第201話 想いを掴むもの(4)
セレスティーノの体が屋上に舞い降りたかと思うと、漆黒の甲冑が舞う。
鋭い剣先が真音子の微笑みをかすめていく。
一本の前髪が切れ落ちていく
真音子は軽やかに後方に飛びかわした。
――この女! やるな!
女相手ではセレスティーノの剣も今一踏み込みが甘いのか……
――肌艶、振る舞いからして80点以上で確定か!
違った……こいつはやはりこちらが目的か。
次々と繰り出される剣撃を、軽やかなステップで紙一重でかわしていく。
――さすがに手加減してではとらえられぬか……
セレスティーノの剣筋は、真音子の直前で、ほんの少しであるがスピードを落としていた。
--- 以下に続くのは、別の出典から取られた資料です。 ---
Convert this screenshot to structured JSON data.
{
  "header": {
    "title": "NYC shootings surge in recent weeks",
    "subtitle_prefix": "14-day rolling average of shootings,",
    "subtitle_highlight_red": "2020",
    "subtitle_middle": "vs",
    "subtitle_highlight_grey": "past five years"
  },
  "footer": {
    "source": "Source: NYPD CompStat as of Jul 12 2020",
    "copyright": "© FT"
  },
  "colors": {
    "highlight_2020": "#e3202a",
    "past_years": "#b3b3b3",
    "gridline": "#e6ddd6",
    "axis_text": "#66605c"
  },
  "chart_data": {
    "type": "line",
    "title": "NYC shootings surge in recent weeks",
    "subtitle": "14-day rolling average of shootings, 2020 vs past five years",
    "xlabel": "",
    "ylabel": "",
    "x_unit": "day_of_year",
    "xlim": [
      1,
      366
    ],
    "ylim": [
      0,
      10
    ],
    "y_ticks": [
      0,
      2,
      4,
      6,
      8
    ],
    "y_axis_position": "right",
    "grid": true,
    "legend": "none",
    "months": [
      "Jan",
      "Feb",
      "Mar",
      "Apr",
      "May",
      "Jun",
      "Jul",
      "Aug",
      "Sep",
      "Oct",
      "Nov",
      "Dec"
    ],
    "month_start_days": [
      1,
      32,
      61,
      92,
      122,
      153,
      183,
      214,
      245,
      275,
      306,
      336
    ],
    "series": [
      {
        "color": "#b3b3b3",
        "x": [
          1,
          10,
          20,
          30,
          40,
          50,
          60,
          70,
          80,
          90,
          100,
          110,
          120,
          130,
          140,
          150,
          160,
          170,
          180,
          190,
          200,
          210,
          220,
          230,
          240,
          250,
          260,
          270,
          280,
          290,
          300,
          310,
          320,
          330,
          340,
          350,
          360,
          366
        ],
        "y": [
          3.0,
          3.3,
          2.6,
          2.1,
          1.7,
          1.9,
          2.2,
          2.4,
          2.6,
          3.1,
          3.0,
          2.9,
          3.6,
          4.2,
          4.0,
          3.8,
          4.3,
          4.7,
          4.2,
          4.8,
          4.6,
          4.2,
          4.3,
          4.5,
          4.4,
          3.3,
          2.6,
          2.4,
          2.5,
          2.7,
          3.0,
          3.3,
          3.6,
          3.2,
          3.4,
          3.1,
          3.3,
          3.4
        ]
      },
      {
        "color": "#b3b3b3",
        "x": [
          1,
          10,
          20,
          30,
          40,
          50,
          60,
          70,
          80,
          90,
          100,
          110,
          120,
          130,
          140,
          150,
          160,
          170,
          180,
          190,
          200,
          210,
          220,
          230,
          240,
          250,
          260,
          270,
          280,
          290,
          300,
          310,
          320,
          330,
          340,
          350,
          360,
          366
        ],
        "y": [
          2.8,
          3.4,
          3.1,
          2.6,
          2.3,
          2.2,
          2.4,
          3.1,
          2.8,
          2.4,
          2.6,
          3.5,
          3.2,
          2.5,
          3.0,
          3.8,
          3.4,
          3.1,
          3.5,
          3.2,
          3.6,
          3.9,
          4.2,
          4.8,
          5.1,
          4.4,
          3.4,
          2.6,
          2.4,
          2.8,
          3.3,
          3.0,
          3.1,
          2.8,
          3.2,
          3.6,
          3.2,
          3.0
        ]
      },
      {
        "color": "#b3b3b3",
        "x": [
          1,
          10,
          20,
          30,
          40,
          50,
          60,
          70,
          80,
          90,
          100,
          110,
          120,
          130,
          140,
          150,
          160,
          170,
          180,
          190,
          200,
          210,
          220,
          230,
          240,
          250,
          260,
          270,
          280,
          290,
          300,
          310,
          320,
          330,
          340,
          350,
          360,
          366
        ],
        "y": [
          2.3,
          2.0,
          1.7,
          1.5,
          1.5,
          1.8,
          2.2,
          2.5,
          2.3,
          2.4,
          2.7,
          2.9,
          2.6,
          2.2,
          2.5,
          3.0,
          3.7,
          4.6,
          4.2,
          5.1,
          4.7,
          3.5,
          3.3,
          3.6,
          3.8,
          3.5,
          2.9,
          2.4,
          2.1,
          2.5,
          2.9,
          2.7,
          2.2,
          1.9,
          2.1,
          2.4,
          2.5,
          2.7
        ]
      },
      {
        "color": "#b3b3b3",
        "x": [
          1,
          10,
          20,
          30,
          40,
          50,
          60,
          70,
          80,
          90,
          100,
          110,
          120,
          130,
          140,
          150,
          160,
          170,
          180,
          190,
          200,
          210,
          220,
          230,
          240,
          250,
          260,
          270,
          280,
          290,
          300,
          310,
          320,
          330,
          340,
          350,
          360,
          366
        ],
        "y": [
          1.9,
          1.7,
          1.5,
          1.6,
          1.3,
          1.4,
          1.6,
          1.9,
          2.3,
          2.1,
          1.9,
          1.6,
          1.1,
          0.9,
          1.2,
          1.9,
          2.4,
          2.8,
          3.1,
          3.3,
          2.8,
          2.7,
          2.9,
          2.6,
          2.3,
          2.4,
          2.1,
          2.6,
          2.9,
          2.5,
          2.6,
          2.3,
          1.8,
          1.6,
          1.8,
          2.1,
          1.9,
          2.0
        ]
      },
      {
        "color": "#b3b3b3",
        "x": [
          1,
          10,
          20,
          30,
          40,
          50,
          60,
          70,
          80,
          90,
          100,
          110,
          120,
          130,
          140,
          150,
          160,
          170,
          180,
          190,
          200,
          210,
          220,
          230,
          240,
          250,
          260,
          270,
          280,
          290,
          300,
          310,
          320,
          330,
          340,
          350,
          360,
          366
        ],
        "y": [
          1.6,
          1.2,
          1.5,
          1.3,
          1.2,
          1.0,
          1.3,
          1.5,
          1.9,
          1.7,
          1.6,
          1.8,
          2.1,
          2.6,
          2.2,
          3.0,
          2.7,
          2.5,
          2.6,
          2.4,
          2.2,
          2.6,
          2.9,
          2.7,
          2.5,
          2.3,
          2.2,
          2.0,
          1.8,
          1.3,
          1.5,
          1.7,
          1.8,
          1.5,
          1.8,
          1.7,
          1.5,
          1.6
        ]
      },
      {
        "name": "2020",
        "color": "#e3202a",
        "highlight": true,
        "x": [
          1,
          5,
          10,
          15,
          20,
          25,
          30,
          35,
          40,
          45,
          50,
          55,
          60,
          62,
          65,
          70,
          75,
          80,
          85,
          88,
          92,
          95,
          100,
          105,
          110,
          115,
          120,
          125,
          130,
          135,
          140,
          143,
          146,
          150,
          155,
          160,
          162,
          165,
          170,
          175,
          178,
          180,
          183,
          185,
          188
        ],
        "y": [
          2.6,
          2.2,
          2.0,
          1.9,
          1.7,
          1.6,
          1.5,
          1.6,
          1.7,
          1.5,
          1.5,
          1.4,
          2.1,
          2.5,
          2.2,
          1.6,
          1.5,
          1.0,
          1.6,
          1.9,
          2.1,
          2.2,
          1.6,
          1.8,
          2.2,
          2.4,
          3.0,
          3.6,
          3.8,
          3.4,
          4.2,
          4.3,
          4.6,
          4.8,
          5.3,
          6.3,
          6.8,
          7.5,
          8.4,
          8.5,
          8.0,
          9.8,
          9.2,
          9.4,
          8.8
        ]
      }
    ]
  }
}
上玉の女を傷つけたくない一心だと思うが。
――しかし、思った以上に素早いな……
「なぜ、戦わないのですか?」
セレスティーノの鋭い刺突がまっすぐに伸びる。
それを、背面にくるりと回り身をかわす真音子。
「あら、騎士様相手に戦ったところで無駄でございますわ」
伸びた剣の上につま先を立てる真音子が笑った。
セレスティーノの背後では、別の争いが始まていた。
紙袋の男は、巨大なオオカミのスグルの口をわきに抱え押さえこんでいた。
「お嬢の邪魔をしてもらったら困りますなぁ」
「この変態野郎が! そこをどけ!」
「それはお互いさまでしょうが!」
紙袋の男の膝蹴りがスグルの顎にヒットする。
ガフっ!
オオカミの口が舌を出したままのけぞった。
しかし、オオカミは咄嗟に体勢を立て直すと、紙袋の男の腕に噛みついた。
そして力任せに頭を振り切ると、紙袋の男の体は軽々と宙を舞った。
しかし、その刹那、天空を舞う紙袋の男は、オオカミの頭上めがけて銀の棒を振り下ろした。
カコーン!
小気味のいい音が響き渡る。
紙袋の男が、オタマでオオカミの頭をしばいたのである。
オオカミは痛みに耐えかねて口を離した。
頭を振るオオカミ
紙袋の男もまた、左腕をだらりと下げる。
白い割烹着が、みるみると赤く染まっていた。
「ほんまに口癖の悪いワン公やな! しつけのし直しやな!」
「それは、お互いさまでしょう! オタマは料理で使うもんや!」
「お嬢の母上、
オタマを投げ捨てる紙袋の男
ドスンと鈍い音ともに、オタマは屋上の屋根にめり込んだ
このオタマ、そんじゃそこらのオタマではない。
鋼鉄製の重いオタマであった。
「アホか! そんなんで教育しとったら、頭いかれてしまうわ!」
ポンと手を打つ紙袋の男。
「そうか! それで、うちのお嬢、性格、あんなに悪なったんか!」
「いや……違うと思おうぞ」
オオカミはあきれた。
その瞬間、距離をとるオオカミめがけて、紙袋の男は何かを投げた。
次々と飛来する鋭いフォーク。
咄嗟によけるオオカミの足元に、フォークが次々と突き刺さっていく。